After our group passed the roadblock--a heap of brush piled high on the road--we sat in the darkness and waited for a vehicle to pick us up. Shortly thereafter, an empty luxury bus charged us a little more than a dollar each to drive us another hour down the road to the next roadblock. I settled into my seat and dozed.
When we stopped, it was light out. All the passengers filed out and we grabbed our luggage, and we started hoofing it to the roadblock, which this time consisted of three-foot-high heaps of dirt.
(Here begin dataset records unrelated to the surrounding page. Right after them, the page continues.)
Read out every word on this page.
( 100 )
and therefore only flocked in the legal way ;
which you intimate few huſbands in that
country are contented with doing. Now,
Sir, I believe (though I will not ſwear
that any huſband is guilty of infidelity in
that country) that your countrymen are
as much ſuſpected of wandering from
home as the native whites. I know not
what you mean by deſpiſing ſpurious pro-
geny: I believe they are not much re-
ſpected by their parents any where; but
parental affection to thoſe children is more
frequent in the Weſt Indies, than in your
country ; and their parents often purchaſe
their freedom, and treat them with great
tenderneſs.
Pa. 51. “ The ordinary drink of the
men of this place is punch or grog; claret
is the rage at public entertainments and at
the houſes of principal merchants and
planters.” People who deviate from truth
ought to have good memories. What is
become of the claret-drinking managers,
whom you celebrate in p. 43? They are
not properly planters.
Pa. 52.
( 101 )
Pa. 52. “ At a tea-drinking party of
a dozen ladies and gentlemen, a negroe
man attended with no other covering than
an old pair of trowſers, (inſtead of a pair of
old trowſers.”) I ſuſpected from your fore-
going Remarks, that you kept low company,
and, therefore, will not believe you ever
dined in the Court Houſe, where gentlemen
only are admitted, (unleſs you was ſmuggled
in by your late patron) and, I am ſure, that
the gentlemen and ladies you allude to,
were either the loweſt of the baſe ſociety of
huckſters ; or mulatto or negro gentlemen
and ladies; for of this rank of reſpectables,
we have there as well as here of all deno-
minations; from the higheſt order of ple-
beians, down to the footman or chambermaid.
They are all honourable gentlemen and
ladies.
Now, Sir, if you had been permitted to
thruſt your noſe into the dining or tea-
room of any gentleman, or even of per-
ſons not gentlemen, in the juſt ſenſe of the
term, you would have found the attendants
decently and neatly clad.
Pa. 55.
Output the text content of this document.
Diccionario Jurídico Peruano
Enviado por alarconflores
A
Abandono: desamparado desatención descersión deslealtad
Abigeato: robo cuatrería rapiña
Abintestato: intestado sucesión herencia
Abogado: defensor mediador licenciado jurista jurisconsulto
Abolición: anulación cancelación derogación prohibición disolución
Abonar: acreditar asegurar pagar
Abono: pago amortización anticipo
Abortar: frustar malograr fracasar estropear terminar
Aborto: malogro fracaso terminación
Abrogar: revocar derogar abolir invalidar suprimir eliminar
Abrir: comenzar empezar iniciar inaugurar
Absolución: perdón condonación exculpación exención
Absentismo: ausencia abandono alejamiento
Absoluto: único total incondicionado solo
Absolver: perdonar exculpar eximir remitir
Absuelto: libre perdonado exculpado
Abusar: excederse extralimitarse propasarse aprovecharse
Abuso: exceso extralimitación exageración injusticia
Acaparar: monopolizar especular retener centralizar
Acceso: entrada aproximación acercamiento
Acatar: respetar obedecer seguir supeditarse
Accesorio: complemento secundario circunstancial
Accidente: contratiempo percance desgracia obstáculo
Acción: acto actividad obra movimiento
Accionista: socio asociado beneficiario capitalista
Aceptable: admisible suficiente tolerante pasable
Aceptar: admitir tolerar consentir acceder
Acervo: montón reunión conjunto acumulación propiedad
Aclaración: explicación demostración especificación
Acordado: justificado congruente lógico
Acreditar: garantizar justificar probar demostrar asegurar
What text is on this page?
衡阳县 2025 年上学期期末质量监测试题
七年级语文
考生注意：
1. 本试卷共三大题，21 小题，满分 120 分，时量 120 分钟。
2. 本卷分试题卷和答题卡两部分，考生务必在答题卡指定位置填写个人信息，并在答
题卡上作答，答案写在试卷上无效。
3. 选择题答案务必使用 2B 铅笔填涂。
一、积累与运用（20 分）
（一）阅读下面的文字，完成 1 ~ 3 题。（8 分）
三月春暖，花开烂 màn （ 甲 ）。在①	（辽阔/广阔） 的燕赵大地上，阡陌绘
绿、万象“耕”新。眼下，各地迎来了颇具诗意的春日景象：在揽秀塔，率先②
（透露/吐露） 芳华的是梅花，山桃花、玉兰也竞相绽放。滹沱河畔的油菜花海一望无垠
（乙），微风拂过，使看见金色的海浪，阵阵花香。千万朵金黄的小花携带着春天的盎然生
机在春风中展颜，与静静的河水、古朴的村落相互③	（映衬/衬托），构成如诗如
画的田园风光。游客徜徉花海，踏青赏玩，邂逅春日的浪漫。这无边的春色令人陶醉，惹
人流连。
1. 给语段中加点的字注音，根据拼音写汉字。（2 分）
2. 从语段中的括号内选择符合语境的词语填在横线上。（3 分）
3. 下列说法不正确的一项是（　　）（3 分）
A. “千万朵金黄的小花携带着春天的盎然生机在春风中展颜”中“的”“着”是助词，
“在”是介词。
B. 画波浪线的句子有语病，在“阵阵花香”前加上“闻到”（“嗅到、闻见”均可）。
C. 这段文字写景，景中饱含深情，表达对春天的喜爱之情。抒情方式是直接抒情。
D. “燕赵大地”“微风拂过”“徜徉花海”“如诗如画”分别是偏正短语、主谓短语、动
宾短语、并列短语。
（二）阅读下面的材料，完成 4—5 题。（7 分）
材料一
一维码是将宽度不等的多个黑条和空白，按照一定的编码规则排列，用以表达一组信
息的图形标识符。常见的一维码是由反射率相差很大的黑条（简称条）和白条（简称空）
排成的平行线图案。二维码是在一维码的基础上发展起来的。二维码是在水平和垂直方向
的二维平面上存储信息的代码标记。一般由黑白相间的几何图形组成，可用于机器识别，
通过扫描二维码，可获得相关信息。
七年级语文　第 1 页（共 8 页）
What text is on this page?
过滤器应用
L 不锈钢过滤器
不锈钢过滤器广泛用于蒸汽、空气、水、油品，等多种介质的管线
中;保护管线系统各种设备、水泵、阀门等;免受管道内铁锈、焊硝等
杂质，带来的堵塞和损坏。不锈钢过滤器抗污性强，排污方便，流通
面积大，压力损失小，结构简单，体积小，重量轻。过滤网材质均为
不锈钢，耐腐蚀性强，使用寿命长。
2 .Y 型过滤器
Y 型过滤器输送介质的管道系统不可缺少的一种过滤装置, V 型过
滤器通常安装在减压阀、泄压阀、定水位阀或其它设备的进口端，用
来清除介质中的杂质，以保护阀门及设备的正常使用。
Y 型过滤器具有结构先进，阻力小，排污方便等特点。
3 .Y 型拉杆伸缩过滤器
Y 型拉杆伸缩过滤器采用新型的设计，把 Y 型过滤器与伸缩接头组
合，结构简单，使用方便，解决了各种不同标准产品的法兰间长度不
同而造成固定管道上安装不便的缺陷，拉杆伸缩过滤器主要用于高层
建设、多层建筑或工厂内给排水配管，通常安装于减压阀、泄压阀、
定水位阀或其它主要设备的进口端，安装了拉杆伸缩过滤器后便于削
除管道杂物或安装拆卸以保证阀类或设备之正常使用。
On the other side, motorcycle cabbies waited for customers, but I just followed the other people, and after about two kilometers of huffing and puffing, we came across another roadblock. We pushed on. Two roadblocks later, I finally caved in and hired a motorcycle. Balancing precariously on back, loaded with my duffle bag and backpack, we zipped down the highway, empty except for the occasional other motorcycle cab with a mamita perched sidesaddle on back, voluminous skirt billowing in the wind, until we hit the final roadblock. There, a dump truck was parked, selling space in back for the final push into Santa Cruz. I threw my bags in back and climbed aboard, grateful that I was almost at my destination. I was wrong.
There were still roadblocks ahead on the highway, and to avoid these the driver took to the back roads. A dirt track was now our road, with the truck bouncing over potholes and nearly throwing the passengers off. Tree limbs overhung the route and clawed at my face as we passed underneath. Occasionally the road disappeared entirely and we traveled along vast riverbeds. It's the dry season right now, and the streams are dwarfed by the floodplains. I'd love to see this land when the rivers are swollen and full. Finally, four hours later we arrived in the outskirts of Santa Cruz. I ran to the side of the road and took a long, needed pee. Then I went and flagged a cab down and found my hotel.
My mission is to check out the town where Che Guevara died over forty years ago. I'm trying to put together an article to coincide with Soderbergh's new Che biopic that will be screened at the New York Film Festival next month. That's the plan, anyway. But now I've been told that it's impossible to leave town due to the roadblocks. It was supposed to be impossible to even get to Santa Cruz, though, so I hope tomorrow I can negotiate my way out of here. I don't really like this city--the people are not very friendly, and it's too expensive. But I am tired and worn out, and you never know, there might be riots here again tomorrow, which I should really experience. Last time I was here I pulled out a day before everything really went to hell.
I have to say, though, that the roadblocks and the riots seem to be an immature reaction to the central government's plan to rewrite the constitution and redistribute wealth. I'm too tired to go into it now, but I suggest you read the latest Democracy Center blog entry to gain a view on this volatile situation.